After analysing various government documents, Professor Norton found no evidence that any of the architects of a dozen or so reforms proposed over the past 25 years in Australia had considered the implications for debt default or loan repayment durations.

And none had considered how the financial consequences for universities, particularly the risk of enrolling too many students, would influence how many places they offered in certain fields. Rather, reforms had increasingly relied on the assumption that enrolments in targeted fields could be boosted by reducing the fees – despite a consistent lack of evidence for this premise.

The analysis also found little evidence to support the assumption that if overall funding for teaching was increased, course quality would automatically improve. And it found that the frequently cited aim of embedding a “public-private balance” in fee structures had proven “unworkable as a policy”.

This was because any pricing arrangement that attempted to share the public and private benefits of higher education would also have to share the costs. And no government could countenance charging higher fees for nursing – a discipline with relatively high teaching costs and low graduate salaries – than for law.

Such perverse consequences could be alleviated by basing fees and subsidies on relative private benefits, so that students in high-earning disciplines paid more. But even this approach “is open to reasonable criticism, particularly around the high variability of benefits that any individual is going to get”, the study said.

“We’ve really got to think, what are the practical consequences?” Professor Norton explained. “Do we like them? If not, it’s a bad system.”

His report, published by the Melbourne Centre for the Study of Higher Education, includes forensic analyses of every proposed change to fees and subsidies since Australia introduced income-contingent student loans in 1989. As well as appraising the policy arguments, many of them now familiar in higher education circles, the paper also covers political considerations, which tend to be more opaque.

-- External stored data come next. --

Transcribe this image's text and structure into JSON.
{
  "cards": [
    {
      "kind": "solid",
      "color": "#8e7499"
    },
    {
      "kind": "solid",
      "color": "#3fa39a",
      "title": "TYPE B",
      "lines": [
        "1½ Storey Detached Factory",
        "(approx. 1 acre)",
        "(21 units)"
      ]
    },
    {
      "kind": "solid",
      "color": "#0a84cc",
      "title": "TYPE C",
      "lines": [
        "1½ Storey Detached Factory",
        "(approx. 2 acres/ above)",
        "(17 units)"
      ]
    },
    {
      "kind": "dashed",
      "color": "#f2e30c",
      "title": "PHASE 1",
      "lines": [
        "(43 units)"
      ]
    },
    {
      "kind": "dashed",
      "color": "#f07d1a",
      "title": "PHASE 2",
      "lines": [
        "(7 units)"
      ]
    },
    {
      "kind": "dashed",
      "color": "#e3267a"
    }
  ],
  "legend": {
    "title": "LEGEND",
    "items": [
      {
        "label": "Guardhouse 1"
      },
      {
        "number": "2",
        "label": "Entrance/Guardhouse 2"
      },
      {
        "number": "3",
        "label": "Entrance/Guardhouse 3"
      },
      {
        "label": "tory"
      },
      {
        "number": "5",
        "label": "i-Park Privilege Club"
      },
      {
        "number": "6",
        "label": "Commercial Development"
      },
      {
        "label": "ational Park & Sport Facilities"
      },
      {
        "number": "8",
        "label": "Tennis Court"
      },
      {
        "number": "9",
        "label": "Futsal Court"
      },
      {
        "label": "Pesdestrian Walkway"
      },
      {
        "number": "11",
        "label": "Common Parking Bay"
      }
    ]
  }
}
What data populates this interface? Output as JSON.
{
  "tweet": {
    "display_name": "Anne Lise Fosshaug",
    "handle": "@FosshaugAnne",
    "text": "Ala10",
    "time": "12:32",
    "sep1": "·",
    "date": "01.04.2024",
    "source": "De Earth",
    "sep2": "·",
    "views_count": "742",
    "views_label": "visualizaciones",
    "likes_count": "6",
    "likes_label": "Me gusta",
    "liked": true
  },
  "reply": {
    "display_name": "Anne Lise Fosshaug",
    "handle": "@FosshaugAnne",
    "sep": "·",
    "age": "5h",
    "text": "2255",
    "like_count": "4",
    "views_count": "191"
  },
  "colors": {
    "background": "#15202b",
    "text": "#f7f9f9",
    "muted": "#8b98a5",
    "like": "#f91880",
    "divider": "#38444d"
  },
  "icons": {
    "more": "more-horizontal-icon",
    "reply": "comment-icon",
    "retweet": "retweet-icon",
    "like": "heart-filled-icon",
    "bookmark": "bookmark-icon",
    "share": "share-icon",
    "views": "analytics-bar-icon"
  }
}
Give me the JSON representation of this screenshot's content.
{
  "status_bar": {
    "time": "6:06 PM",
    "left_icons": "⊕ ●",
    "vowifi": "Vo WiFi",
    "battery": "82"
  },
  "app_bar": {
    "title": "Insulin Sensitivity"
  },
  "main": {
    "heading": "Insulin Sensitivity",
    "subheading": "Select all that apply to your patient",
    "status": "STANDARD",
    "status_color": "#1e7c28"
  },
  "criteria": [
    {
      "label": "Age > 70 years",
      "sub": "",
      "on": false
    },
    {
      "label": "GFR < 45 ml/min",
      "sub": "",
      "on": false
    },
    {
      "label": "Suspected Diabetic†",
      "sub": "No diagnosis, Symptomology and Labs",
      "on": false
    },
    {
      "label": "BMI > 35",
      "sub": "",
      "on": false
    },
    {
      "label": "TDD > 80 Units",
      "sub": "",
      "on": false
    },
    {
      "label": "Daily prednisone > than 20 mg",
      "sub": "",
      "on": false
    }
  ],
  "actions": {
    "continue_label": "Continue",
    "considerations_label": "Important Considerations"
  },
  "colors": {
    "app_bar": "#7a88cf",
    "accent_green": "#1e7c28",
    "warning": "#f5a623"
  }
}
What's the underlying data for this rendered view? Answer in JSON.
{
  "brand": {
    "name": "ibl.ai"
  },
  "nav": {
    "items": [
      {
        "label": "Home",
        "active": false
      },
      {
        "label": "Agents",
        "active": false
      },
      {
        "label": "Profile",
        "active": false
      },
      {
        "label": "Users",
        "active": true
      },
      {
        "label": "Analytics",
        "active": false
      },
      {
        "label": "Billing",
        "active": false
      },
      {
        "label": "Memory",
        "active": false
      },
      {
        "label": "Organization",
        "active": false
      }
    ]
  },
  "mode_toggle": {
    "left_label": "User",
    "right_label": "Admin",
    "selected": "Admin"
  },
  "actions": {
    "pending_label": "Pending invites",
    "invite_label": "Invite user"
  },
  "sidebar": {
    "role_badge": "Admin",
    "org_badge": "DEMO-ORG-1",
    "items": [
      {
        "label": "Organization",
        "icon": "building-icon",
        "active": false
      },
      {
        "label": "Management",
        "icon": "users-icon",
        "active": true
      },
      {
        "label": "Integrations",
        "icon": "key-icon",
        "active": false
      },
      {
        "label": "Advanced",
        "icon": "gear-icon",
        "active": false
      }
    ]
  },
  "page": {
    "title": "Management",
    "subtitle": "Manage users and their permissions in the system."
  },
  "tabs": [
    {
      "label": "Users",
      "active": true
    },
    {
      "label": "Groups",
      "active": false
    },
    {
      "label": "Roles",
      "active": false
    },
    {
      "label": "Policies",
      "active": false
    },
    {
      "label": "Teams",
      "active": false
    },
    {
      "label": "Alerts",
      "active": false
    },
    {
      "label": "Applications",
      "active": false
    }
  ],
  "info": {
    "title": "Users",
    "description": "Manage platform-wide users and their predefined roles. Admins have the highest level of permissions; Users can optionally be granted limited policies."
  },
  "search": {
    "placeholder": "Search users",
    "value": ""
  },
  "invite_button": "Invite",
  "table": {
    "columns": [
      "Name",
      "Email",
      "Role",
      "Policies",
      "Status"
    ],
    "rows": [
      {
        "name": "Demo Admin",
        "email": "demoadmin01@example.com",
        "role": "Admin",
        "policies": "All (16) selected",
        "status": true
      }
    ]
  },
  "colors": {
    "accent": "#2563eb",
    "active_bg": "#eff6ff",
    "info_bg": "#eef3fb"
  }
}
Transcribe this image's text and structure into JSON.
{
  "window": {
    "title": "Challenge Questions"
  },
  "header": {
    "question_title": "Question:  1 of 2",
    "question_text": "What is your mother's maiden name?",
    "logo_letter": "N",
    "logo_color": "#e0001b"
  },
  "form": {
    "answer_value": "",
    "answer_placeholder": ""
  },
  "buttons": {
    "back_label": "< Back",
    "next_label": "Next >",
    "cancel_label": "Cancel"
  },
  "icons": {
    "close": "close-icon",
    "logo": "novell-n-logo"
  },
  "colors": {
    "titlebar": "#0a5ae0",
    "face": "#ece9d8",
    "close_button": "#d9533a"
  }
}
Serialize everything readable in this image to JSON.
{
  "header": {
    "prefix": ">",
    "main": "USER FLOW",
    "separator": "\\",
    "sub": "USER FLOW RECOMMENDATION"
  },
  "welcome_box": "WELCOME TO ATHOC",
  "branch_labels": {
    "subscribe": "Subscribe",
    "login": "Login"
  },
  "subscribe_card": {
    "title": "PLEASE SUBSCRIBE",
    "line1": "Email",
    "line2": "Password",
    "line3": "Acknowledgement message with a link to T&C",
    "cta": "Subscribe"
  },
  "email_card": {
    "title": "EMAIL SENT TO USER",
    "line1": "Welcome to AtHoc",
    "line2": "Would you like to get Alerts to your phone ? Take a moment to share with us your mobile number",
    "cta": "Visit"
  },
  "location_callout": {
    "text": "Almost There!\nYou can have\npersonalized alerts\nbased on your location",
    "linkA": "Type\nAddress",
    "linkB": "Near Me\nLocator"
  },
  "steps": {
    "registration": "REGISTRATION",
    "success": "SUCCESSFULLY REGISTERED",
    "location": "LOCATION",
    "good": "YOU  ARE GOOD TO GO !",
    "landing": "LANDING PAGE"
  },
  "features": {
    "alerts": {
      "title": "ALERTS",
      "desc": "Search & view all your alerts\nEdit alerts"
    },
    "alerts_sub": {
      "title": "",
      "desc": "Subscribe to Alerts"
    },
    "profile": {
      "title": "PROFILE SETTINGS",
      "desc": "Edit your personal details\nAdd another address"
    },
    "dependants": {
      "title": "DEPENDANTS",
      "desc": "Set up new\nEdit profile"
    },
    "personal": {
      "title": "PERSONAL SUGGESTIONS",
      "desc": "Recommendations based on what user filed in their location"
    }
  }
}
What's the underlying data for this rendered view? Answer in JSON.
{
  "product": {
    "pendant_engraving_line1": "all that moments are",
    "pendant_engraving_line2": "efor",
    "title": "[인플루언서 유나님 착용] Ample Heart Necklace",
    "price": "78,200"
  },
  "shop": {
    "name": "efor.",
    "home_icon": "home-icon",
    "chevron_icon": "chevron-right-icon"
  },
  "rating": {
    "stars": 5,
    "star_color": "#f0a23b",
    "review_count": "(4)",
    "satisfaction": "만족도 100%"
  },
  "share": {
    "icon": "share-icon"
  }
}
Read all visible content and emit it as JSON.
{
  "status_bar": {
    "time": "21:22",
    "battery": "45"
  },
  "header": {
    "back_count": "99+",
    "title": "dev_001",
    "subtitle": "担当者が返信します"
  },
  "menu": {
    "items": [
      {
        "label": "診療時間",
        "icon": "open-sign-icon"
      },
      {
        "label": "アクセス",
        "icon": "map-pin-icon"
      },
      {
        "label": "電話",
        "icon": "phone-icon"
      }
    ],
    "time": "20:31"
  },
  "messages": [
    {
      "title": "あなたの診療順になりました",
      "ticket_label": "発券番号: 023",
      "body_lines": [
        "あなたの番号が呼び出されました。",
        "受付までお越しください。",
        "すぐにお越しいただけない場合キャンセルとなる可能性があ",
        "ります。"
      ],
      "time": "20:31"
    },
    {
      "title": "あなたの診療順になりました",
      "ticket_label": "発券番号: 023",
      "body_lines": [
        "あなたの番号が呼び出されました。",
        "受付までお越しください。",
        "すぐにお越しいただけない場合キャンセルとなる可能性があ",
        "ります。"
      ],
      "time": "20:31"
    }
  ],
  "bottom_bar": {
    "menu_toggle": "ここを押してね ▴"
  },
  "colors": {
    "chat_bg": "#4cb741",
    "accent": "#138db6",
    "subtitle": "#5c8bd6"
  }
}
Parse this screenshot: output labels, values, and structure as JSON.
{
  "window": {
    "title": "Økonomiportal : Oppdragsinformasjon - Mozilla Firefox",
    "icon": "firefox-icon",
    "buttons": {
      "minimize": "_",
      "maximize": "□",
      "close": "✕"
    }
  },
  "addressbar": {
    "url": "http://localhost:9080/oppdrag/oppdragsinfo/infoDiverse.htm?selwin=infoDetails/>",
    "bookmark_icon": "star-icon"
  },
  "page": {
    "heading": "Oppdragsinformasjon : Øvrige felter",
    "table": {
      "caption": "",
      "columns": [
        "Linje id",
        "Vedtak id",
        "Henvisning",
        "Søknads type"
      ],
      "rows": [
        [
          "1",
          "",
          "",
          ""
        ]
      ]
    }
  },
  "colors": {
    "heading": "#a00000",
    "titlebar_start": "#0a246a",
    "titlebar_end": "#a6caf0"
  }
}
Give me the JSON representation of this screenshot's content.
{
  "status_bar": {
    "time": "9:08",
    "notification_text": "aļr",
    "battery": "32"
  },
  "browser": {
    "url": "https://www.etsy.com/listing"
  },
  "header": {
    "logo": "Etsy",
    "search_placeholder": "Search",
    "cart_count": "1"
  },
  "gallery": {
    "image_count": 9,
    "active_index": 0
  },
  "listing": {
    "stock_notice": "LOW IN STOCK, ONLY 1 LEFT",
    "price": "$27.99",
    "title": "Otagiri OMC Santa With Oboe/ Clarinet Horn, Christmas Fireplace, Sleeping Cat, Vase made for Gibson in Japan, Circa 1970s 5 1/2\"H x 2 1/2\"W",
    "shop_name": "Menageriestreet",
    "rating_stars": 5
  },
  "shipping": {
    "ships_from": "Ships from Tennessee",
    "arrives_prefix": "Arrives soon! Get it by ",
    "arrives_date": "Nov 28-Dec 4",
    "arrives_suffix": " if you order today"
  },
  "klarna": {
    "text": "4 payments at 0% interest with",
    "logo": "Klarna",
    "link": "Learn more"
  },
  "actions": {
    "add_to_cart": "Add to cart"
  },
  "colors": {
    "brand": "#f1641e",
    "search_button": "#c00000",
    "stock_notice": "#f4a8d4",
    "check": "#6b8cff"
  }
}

Professor Norton’s analysis draws from four Cabinet papers, four ministerial statements, six policy discussion papers, six government-commissioned reports and a plethora of academic papers, blogs and statistical sources.

He believed that while conceptual rationales should not be relied on for determining fees, they have a role in selling fee changes. “Whatever system you come up with, you have to explain it to the public,” he said. “The background policy considerations may not be the things which are most salient in the voters’ minds.”

Professor Norton said his conclusions had relevance for the UK sector, which should reconsider its opposition to an Australian-style system of differential fees. “They’ve got crazy levels of bad debt. Reallocating some of it to people with better repayment prospects would improve the overall finances,” Professor Norton said.

“Too many people are being given debts they’ve got no prospect of repaying during their careers. That’s not a sensible policy.”